中国の月探査「嫦娥6号・5号」月面サンプル公開 研究者向けに応募受付
中国の月探査計画「嫦娥」シリーズで地球に持ち帰られた月面サンプルが、研究者向けに本格的に公開されています。嫦娥6号が回収した月の裏側の試料と、嫦娥5号による最新バッチについて、貸し出し申請の仕組みが整えられ、研究提案の募集が行われました。
嫦娥6号と嫦娥5号のサンプル、申請受付が開始
中国国家航天局(CNSA)の傘下にある月探査・宇宙工程センターは、嫦娥6号が持ち帰った最初の月面サンプルと、嫦娥5号による第8陣のサンプルについて、研究者向けに貸し出すための申請受付を開始しました。
申請を希望する研究者は、公式のデータ・サンプル公開システムを通じて手続きを行うことになっていました。申請期間は2024年11月22日までとされ、一定の期間で締め切られています。
月探査・宇宙工程センターは、申請された研究計画に対して厳格な審査を行い、どの提案にサンプルを貸し出すかを決める方針を示しています。限られた月面試料を、科学的に最も有効に活用できる研究に優先的に配分する狙いがあります。
月の裏側から1,935.3グラム 人類初の試料
嫦娥6号のミッションは、人類の探査史上初めて月の裏側からサンプルを採取した点で、大きな節目となりました。ミッションでは合計1,935.3グラムの試料が回収されています。
サンプルが採取されたのは、月の裏側に位置する南極-エイトケン(SPA)盆地です。この地域は、私たちが望遠鏡や探査機の画像で見慣れている月の表側、たとえば「嵐の大洋」のような領域とは異なる性質を持つとされています。
月の裏側のサンプルはこれまで存在していなかったため、表側の試料と比較することで、月の形成や進化の過程をより立体的にとらえる手がかりになると期待されています。
南極-エイトケン盆地とは
南極-エイトケン盆地は、月の裏側にある広い盆地状の地域で、嫦娥6号のサンプル採取地点となりました。月の表側にある「嵐の大洋」などとは違う地形・地質的特徴を持つとされており、異なる地域の試料を比較することで、月全体の姿をよりよく理解することにつながります。
サンプルはどんな研究に使われるのか
公開される月面サンプルは、さまざまな角度からの研究に活用される可能性があります。たとえば次のようなテーマが想定されます。
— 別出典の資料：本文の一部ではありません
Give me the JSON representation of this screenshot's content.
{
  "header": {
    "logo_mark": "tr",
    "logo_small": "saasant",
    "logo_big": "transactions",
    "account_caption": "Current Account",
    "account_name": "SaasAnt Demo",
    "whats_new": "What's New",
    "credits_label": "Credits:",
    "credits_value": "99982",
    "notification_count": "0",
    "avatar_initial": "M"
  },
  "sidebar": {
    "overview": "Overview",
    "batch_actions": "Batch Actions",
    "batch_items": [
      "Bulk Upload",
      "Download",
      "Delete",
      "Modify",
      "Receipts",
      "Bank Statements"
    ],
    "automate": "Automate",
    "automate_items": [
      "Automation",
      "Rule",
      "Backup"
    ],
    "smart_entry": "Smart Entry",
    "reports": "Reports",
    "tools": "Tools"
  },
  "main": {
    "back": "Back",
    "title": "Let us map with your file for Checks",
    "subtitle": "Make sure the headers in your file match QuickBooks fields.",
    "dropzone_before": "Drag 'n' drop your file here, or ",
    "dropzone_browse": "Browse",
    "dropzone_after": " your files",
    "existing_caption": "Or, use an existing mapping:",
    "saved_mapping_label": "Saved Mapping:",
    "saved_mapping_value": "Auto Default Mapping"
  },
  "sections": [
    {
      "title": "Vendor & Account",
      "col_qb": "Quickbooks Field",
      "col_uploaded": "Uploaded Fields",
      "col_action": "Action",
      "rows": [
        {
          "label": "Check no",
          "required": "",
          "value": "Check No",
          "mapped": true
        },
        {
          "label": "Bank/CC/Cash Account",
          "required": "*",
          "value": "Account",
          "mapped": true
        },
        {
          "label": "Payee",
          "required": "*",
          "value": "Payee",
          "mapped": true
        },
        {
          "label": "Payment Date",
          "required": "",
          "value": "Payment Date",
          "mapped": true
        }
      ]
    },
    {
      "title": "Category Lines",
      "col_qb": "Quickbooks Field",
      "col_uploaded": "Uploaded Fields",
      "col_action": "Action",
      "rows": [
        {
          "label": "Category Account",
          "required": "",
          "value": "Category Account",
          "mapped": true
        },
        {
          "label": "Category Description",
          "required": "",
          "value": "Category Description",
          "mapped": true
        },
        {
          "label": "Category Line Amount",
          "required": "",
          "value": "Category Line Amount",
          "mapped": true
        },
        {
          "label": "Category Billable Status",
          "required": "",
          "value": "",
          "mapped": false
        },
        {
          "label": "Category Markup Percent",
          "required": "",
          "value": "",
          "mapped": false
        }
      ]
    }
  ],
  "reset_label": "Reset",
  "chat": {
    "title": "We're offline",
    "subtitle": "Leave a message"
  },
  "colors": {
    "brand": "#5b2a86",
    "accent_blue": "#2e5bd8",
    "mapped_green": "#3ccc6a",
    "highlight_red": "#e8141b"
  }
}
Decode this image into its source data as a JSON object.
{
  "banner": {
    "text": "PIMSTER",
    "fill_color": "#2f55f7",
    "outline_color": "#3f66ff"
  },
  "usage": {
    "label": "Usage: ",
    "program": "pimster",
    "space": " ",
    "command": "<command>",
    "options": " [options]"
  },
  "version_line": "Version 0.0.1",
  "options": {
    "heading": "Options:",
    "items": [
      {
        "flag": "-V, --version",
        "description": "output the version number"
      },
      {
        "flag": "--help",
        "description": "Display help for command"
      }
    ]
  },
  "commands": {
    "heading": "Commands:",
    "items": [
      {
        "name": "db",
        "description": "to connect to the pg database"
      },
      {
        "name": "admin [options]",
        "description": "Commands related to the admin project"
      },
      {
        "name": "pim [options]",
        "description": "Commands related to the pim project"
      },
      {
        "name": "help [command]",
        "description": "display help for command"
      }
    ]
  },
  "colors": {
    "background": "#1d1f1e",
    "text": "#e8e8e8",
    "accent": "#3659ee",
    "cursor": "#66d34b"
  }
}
- 岩石や土壌の成分を詳しく分析し、月の内部構造や火山活動の歴史を推定する研究
- 月の表側と裏側の試料を比べ、地域ごとの違いや共通点を探る比較研究
- 地球とは異なる環境が鉱物やガラスに与える影響を調べ、将来の宇宙探査や基地建設の基礎データとする研究
月探査・宇宙工程センターは、このような研究目的や方法を踏まえながら、提出された計画を厳しく評価し、サンプルの貸し出し先を決定するとしています。
アジア発の月探査がもたらす広がり
中国の嫦娥計画は、アジアからの本格的な月探査として国際的な注目を集めてきました。今回のように、ミッションで得られた月面サンプルを研究者に公開する取り組みは、月に関する科学データを共有し、理解を深めていく流れの一環といえます。
月探査は一見すると遠い宇宙の物語のようですが、実際には、地球の成り立ちを知ることや、将来の宇宙利用のあり方を考えるうえで欠かせないテーマでもあります。
嫦娥6号が持ち帰った月の裏側のサンプルと、嫦娥5号のサンプルを使った研究から、今後どのような新しい知見が報告されるのか。国際ニュースとしての動きだけでなく、科学的な成果にも注目していくことで、宇宙を見る私たちの視野も静かに広がっていきそうです。